JNJ
ESEN Institutional Research
JNJ Systematic Research
Johnson & Johnson's defensive profile stands out through its exceptionally low beta of 0.26, positioning the pharmaceutical giant as a risk-dampening allocation in equity portfolios. Trading at $228.92 with a market capitalization of $545.7 billion, the company demonstrates the profitability characteristics of an established healthcare leader, with return on equity reaching 26.26% and net margins of 21.83%.
Systematic screening highlights several fundamental strengths:
- Superior profitability metrics: The 67.95% gross margin and 25.88% operating margin reflect pricing power across its pharmaceutical and medical device franchises, while ROA of 10.7% indicates effective asset deployment at scale.
- Balance sheet positioning: The debt-to-equity ratio of 0.59 remains moderate for the sector, providing financial flexibility for both R&D investment and capital allocation initiatives.
- Revenue momentum: Year-over-year revenue growth of 7.87% demonstrates underlying business expansion despite the company's maturity and recent portfolio restructuring.
The model indicates two areas warranting attention. EPS contracted 3.89% year-over-year, reflecting margin pressure or one-time items affecting bottom-line translation. Additionally, the current ratio of 1.03 sits just above the liquidity threshold, suggesting limited near-term working capital cushion.

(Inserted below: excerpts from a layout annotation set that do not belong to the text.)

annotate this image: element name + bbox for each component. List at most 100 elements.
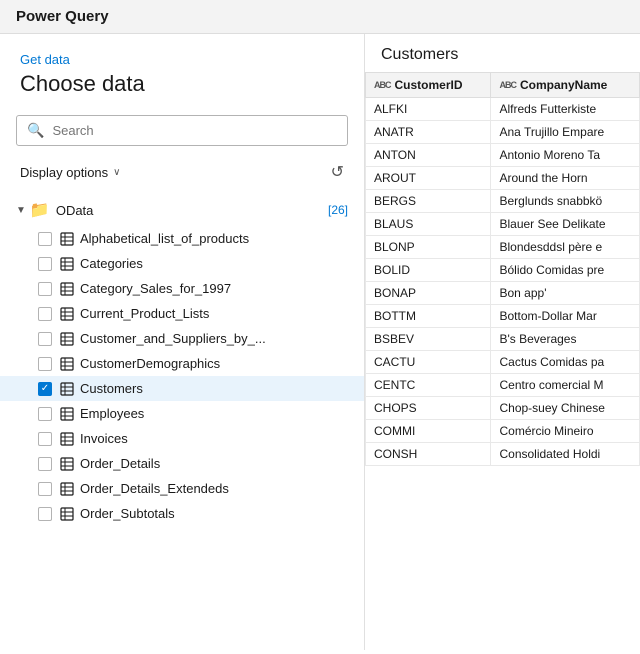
table-name: Order_Subtotals <box>80 506 175 521</box>
table-row[interactable]: CONSHConsolidated Holdi <box>366 443 640 466</box>
refresh-button[interactable]: ↺ <box>327 158 348 186</box>
table-row[interactable]: BOLIDBólido Comidas pre <box>366 259 640 282</box>
company-name-cell: Alfreds Futterkiste <box>491 98 640 121</box>
table-items-container: Alphabetical_list_of_products Categories… <box>0 226 364 526</box>
folder-arrow-icon: ▼ <box>16 205 26 216</box>
table-item[interactable]: Alphabetical_list_of_products <box>0 226 364 251</box>
table-name: Categories <box>80 256 143 271</box>
table-row[interactable]: CHOPSChop-suey Chinese <box>366 397 640 420</box>
refresh-icon: ↺ <box>331 164 344 181</box>
table-name: Alphabetical_list_of_products <box>80 231 249 246</box>
display-options-row: Display options ∨ ↺ <box>0 154 364 194</box>
customer-id-cell: CENTC <box>366 374 491 397</box>
company-name-cell: Bottom-Dollar Mar <box>491 305 640 328</box>
title-bar: Power Query <box>0 0 640 34</box>
folder-icon: 📁 <box>30 200 50 220</box>
data-table-body: ALFKIAlfreds FutterkisteANATRAna Trujill… <box>366 98 640 466</box>
right-panel: Customers ABC CustomerID ABC CompanyName… <box>365 34 640 650</box>
folder-item-odata[interactable]: ▼ 📁 OData [26] <box>0 194 364 226</box>
table-item[interactable]: CustomerDemographics <box>0 351 364 376</box>
table-type-icon <box>60 382 74 396</box>
table-row[interactable]: ANATRAna Trujillo Empare <box>366 121 640 144</box>
get-data-label: Get data <box>20 52 344 67</box>
table-checkbox[interactable] <box>38 232 52 246</box>
table-row[interactable]: BONAPBon app' <box>366 282 640 305</box>
folder-count: [26] <box>328 203 348 217</box>
table-row[interactable]: COMMIComércio Mineiro <box>366 420 640 443</box>
table-item[interactable]: Customers <box>0 376 364 401</box>
table-checkbox[interactable] <box>38 507 52 521</box>
table-checkbox[interactable] <box>38 282 52 296</box>
company-name-cell: Centro comercial M <box>491 374 640 397</box>
data-table-wrapper[interactable]: ABC CustomerID ABC CompanyName ALFKIAlfr… <box>365 72 640 650</box>
table-item[interactable]: Order_Details_Extendeds <box>0 476 364 501</box>
customer-id-cell: CHOPS <box>366 397 491 420</box>
type-icon: ABC <box>499 80 516 90</box>
customer-id-cell: AROUT <box>366 167 491 190</box>
table-name: Order_Details_Extendeds <box>80 481 229 496</box>
column-label: CustomerID <box>395 78 463 92</box>
customer-id-cell: ANTON <box>366 144 491 167</box>
table-checkbox[interactable] <box>38 307 52 321</box>
table-name: Invoices <box>80 431 128 446</box>
table-name: Customer_and_Suppliers_by_... <box>80 331 266 346</box>
left-panel: Get data Choose data 🔍 Display options ∨… <box>0 34 365 650</box>
company-name-cell: B's Beverages <box>491 328 640 351</box>
table-item[interactable]: Order_Details <box>0 451 364 476</box>
table-type-icon <box>60 432 74 446</box>
display-options-button[interactable]: Display options ∨ <box>16 163 124 182</box>
customer-id-cell: CACTU <box>366 351 491 374</box>
customer-id-cell: ALFKI <box>366 98 491 121</box>
company-name-cell: Bólido Comidas pre <box>491 259 640 282</box>
data-table-head: ABC CustomerID ABC CompanyName <box>366 73 640 98</box>
table-row[interactable]: AROUTAround the Horn <box>366 167 640 190</box>
table-item[interactable]: Employees <box>0 401 364 426</box>
table-checkbox[interactable] <box>38 457 52 471</box>
table-item[interactable]: Current_Product_Lists <box>0 301 364 326</box>
table-row[interactable]: CACTUCactus Comidas pa <box>366 351 640 374</box>
table-item[interactable]: Invoices <box>0 426 364 451</box>
search-icon: 🔍 <box>27 122 44 139</box>
table-type-icon <box>60 282 74 296</box>
table-checkbox[interactable] <box>38 482 52 496</box>
table-row[interactable]: ANTONAntonio Moreno Ta <box>366 144 640 167</box>
table-checkbox[interactable] <box>38 357 52 371</box>
table-row[interactable]: CENTCCentro comercial M <box>366 374 640 397</box>
type-icon: ABC <box>374 80 391 90</box>
table-item[interactable]: Category_Sales_for_1997 <box>0 276 364 301</box>
folder-name: OData <box>56 203 328 218</box>
customer-id-cell: BONAP <box>366 282 491 305</box>
table-row[interactable]: ALFKIAlfreds Futterkiste <box>366 98 640 121</box>
company-name-cell: Blondesddsl père e <box>491 236 640 259</box>
search-box[interactable]: 🔍 <box>16 115 348 146</box>
table-checkbox[interactable] <box>38 432 52 446</box>
table-type-icon <box>60 507 74 521</box>
company-name-cell: Chop-suey Chinese <box>491 397 640 420</box>
search-input[interactable] <box>52 123 337 138</box>
table-name: Order_Details <box>80 456 160 471</box>
table-row[interactable]: BLAUSBlauer See Delikate <box>366 213 640 236</box>
table-item[interactable]: Customer_and_Suppliers_by_... <box>0 326 364 351</box>
table-type-icon <box>60 407 74 421</box>
table-item[interactable]: Order_Subtotals <box>0 501 364 526</box>
table-row[interactable]: BOTTMBottom-Dollar Mar <box>366 305 640 328</box>
table-item[interactable]: Categories <box>0 251 364 276</box>
customer-id-cell: BSBEV <box>366 328 491 351</box>
table-checkbox[interactable] <box>38 332 52 346</box>
customer-id-cell: BLAUS <box>366 213 491 236</box>
table-type-icon <box>60 482 74 496</box>
table-checkbox[interactable] <box>38 407 52 421</box>
search-container: 🔍 <box>0 107 364 154</box>
table-checkbox[interactable] <box>38 382 52 396</box>
table-row[interactable]: BSBEVB's Beverages <box>366 328 640 351</box>
table-name: CustomerDemographics <box>80 356 220 371</box>
data-table: ABC CustomerID ABC CompanyName ALFKIAlfr… <box>365 72 640 466</box>
table-checkbox[interactable] <box>38 257 52 271</box>
company-name-cell: Comércio Mineiro <box>491 420 640 443</box>
display-options-label: Display options <box>20 165 108 180</box>
table-row[interactable]: BERGSBerglunds snabbkö <box>366 190 640 213</box>
company-name-cell: Around the Horn <box>491 167 640 190</box>
main-layout: Get data Choose data 🔍 Display options ∨… <box>0 34 640 650</box>
table-row[interactable]: BLONPBlondesddsl père e <box>366 236 640 259</box>
table-name: Customers <box>80 381 143 396</box>
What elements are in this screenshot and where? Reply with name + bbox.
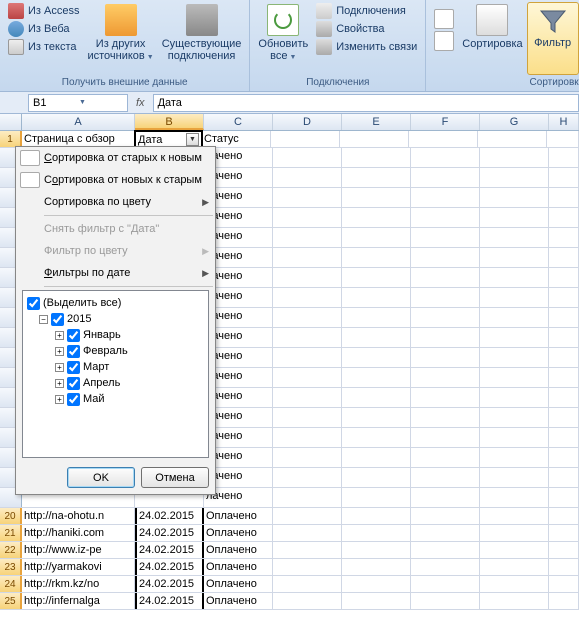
row-header[interactable]: 20 xyxy=(0,508,22,524)
sort-desc-icon xyxy=(20,172,40,188)
col-header-B[interactable]: B xyxy=(135,114,204,130)
row-header[interactable]: 24 xyxy=(0,576,22,592)
formula-input[interactable]: Дата xyxy=(153,94,579,112)
from-web-button[interactable]: Из Веба xyxy=(4,20,83,38)
autofilter-dropdown: Сортировка от старых к новым Сортировка … xyxy=(15,146,216,495)
row-header[interactable]: 1 xyxy=(0,131,22,147)
cell[interactable]: 24.02.2015 xyxy=(135,508,204,524)
cancel-button[interactable]: Отмена xyxy=(141,467,209,488)
ribbon-group-label: Подключения xyxy=(254,75,421,91)
col-header-F[interactable]: F xyxy=(411,114,480,130)
select-all-corner[interactable] xyxy=(0,114,22,130)
sort-desc-button[interactable] xyxy=(430,30,458,52)
sort-oldest-newest[interactable]: Сортировка от старых к новым xyxy=(16,147,215,169)
funnel-icon xyxy=(537,5,569,37)
filter-by-color: Фильтр по цвету▶ xyxy=(16,240,215,262)
cell[interactable]: Оплачено xyxy=(204,559,273,575)
filter-values-tree[interactable]: (Выделить все) −2015 +Январь+Февраль+Мар… xyxy=(22,290,209,458)
collapse-icon[interactable]: − xyxy=(39,315,48,324)
cell[interactable]: Статус xyxy=(202,131,271,147)
sort-by-color[interactable]: Сортировка по цвету▶ xyxy=(16,191,215,213)
edit-links-button[interactable]: Изменить связи xyxy=(312,38,421,56)
existing-connections-button[interactable]: Существующиеподключения xyxy=(158,2,246,75)
month-checkbox[interactable] xyxy=(67,345,80,358)
month-checkbox[interactable] xyxy=(67,329,80,342)
col-header-C[interactable]: C xyxy=(204,114,273,130)
ok-button[interactable]: OK xyxy=(67,467,135,488)
name-box[interactable]: B1▼ xyxy=(28,94,128,112)
date-filters[interactable]: Фильтры по дате▶ xyxy=(16,262,215,284)
column-headers: A B C D E F G H xyxy=(0,114,579,131)
ribbon-group-label: Получить внешние данные xyxy=(4,75,245,91)
expand-icon[interactable]: + xyxy=(55,347,64,356)
cell[interactable]: 24.02.2015 xyxy=(135,542,204,558)
col-header-G[interactable]: G xyxy=(480,114,549,130)
col-header-H[interactable]: H xyxy=(549,114,579,130)
cell[interactable]: 24.02.2015 xyxy=(135,525,204,541)
cell[interactable]: http://rkm.kz/no xyxy=(22,576,135,592)
expand-icon[interactable]: + xyxy=(55,379,64,388)
spreadsheet-grid: A B C D E F G H 1 Страница с обзор Дата▼… xyxy=(0,114,579,610)
connections-button[interactable]: Подключения xyxy=(312,2,421,20)
select-all-checkbox[interactable] xyxy=(27,297,40,310)
cell[interactable]: 24.02.2015 xyxy=(135,576,204,592)
fx-icon[interactable]: fx xyxy=(128,97,153,109)
ribbon-group-label: Сортировк xyxy=(430,75,578,91)
year-checkbox[interactable] xyxy=(51,313,64,326)
expand-icon[interactable]: + xyxy=(55,395,64,404)
expand-icon[interactable]: + xyxy=(55,331,64,340)
formula-bar: B1▼ fx Дата xyxy=(0,92,579,114)
cell[interactable]: http://na-ohotu.n xyxy=(22,508,135,524)
col-header-D[interactable]: D xyxy=(273,114,342,130)
sort-button[interactable]: Сортировка xyxy=(458,2,526,75)
col-header-A[interactable]: A xyxy=(22,114,135,130)
sort-asc-button[interactable] xyxy=(430,8,458,30)
properties-button[interactable]: Свойства xyxy=(312,20,421,38)
cell[interactable]: Оплачено xyxy=(204,593,273,609)
expand-icon[interactable]: + xyxy=(55,363,64,372)
from-other-sources-button[interactable]: Из другихисточников▼ xyxy=(83,2,157,75)
month-checkbox[interactable] xyxy=(67,361,80,374)
from-access-button[interactable]: Из Access xyxy=(4,2,83,20)
row-header[interactable]: 22 xyxy=(0,542,22,558)
cell[interactable]: Оплачено xyxy=(204,576,273,592)
row-header[interactable]: 21 xyxy=(0,525,22,541)
cell[interactable]: http://yarmakovi xyxy=(22,559,135,575)
cell[interactable]: http://infernalga xyxy=(22,593,135,609)
month-checkbox[interactable] xyxy=(67,393,80,406)
cell[interactable]: Оплачено xyxy=(204,508,273,524)
row-header[interactable]: 25 xyxy=(0,593,22,609)
cell[interactable]: Оплачено xyxy=(204,525,273,541)
refresh-all-button[interactable]: Обновитьвсе▼ xyxy=(254,2,312,75)
sort-newest-oldest[interactable]: Сортировка от новых к старым xyxy=(16,169,215,191)
col-header-E[interactable]: E xyxy=(342,114,411,130)
from-text-button[interactable]: Из текста xyxy=(4,38,83,56)
filter-dropdown-icon[interactable]: ▼ xyxy=(186,133,199,146)
cell[interactable]: 24.02.2015 xyxy=(135,593,204,609)
clear-filter: Снять фильтр с "Дата" xyxy=(16,218,215,240)
cell[interactable]: Оплачено xyxy=(204,542,273,558)
cell[interactable]: Страница с обзор xyxy=(22,131,135,147)
month-checkbox[interactable] xyxy=(67,377,80,390)
ribbon: Из Access Из Веба Из текста Из другихист… xyxy=(0,0,579,92)
cell[interactable]: 24.02.2015 xyxy=(135,559,204,575)
sort-asc-icon xyxy=(20,150,40,166)
row-header[interactable]: 23 xyxy=(0,559,22,575)
cell[interactable]: http://www.iz-pe xyxy=(22,542,135,558)
filter-button[interactable]: Фильтр xyxy=(527,2,579,75)
cell[interactable]: http://haniki.com xyxy=(22,525,135,541)
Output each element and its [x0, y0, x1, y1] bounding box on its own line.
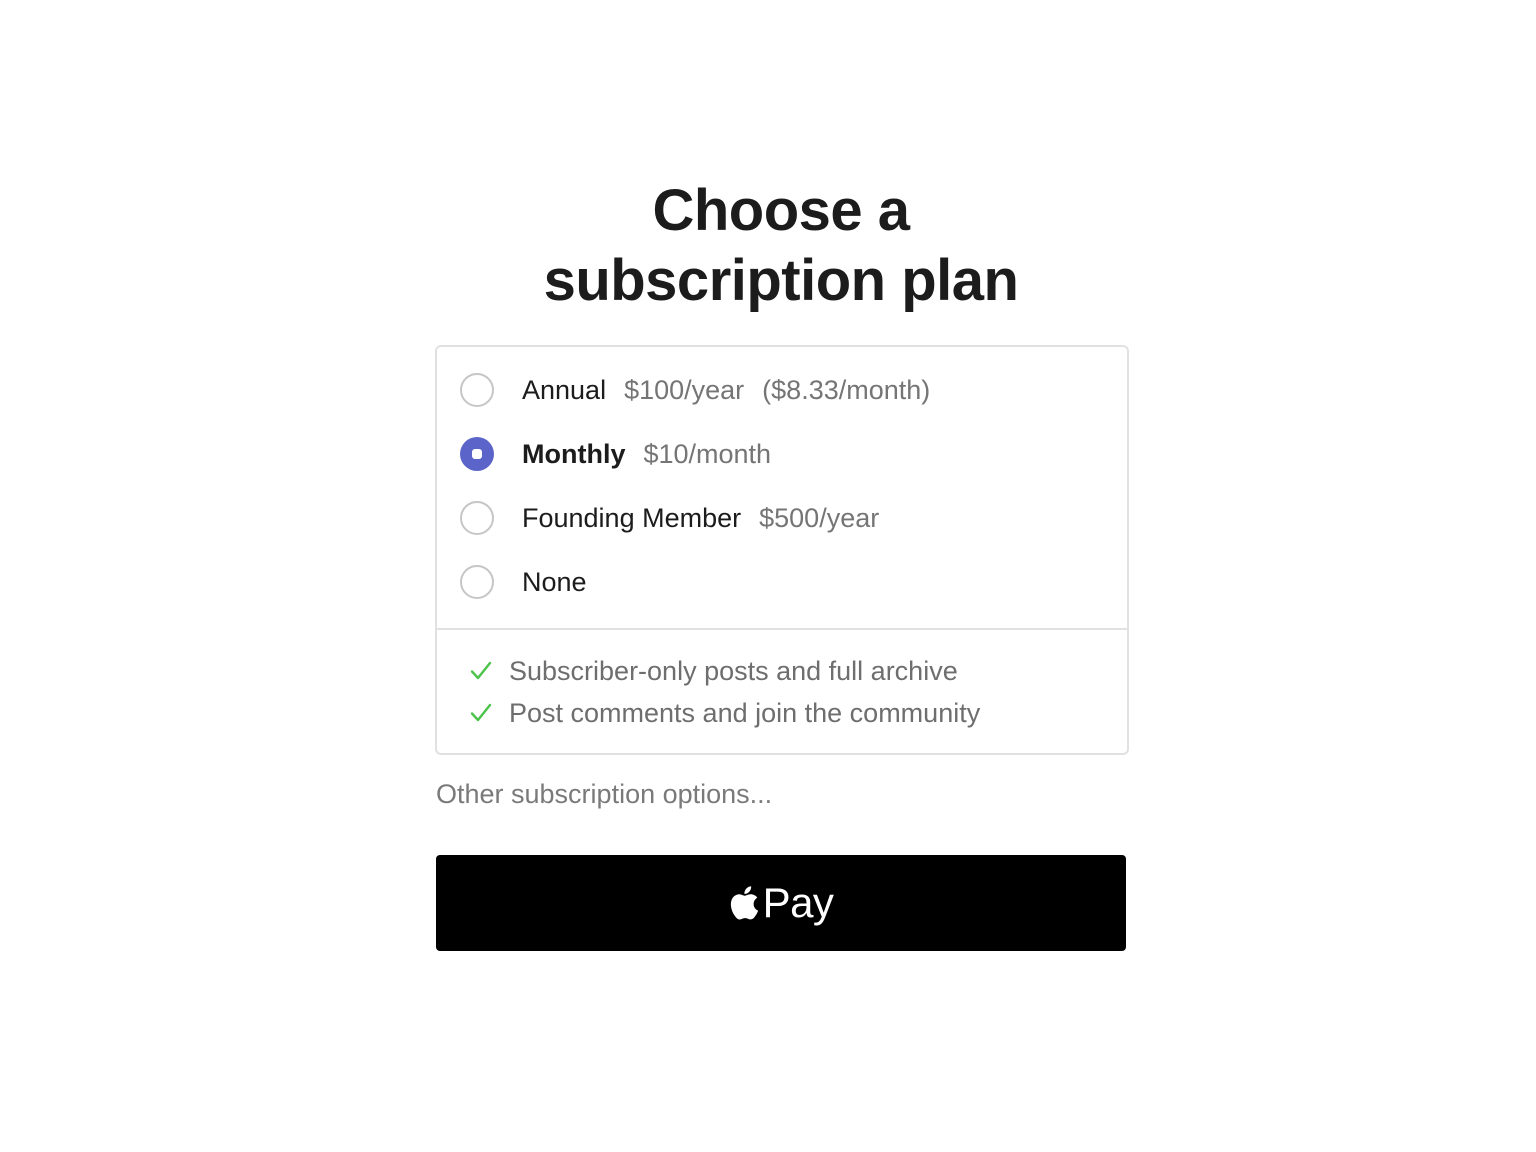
plan-name-none: None	[522, 566, 587, 597]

From a valuation perspective, the 25.94x trailing P/E ratio and 5.66x price-to-sales multiple represent premium territory relative to traditional pharmaceutical valuations. Versus peers including LLY, MRK, and PFE, Johnson & Johnson's combination of defensive beta characteristics and consistent profitability metrics positions the stock as a stability-focused healthcare allocation rather than a growth-oriented pharmaceutical play.
Analysis updated monthly based on systematic screening of fundamentals, profitability, growth, and peer positioning.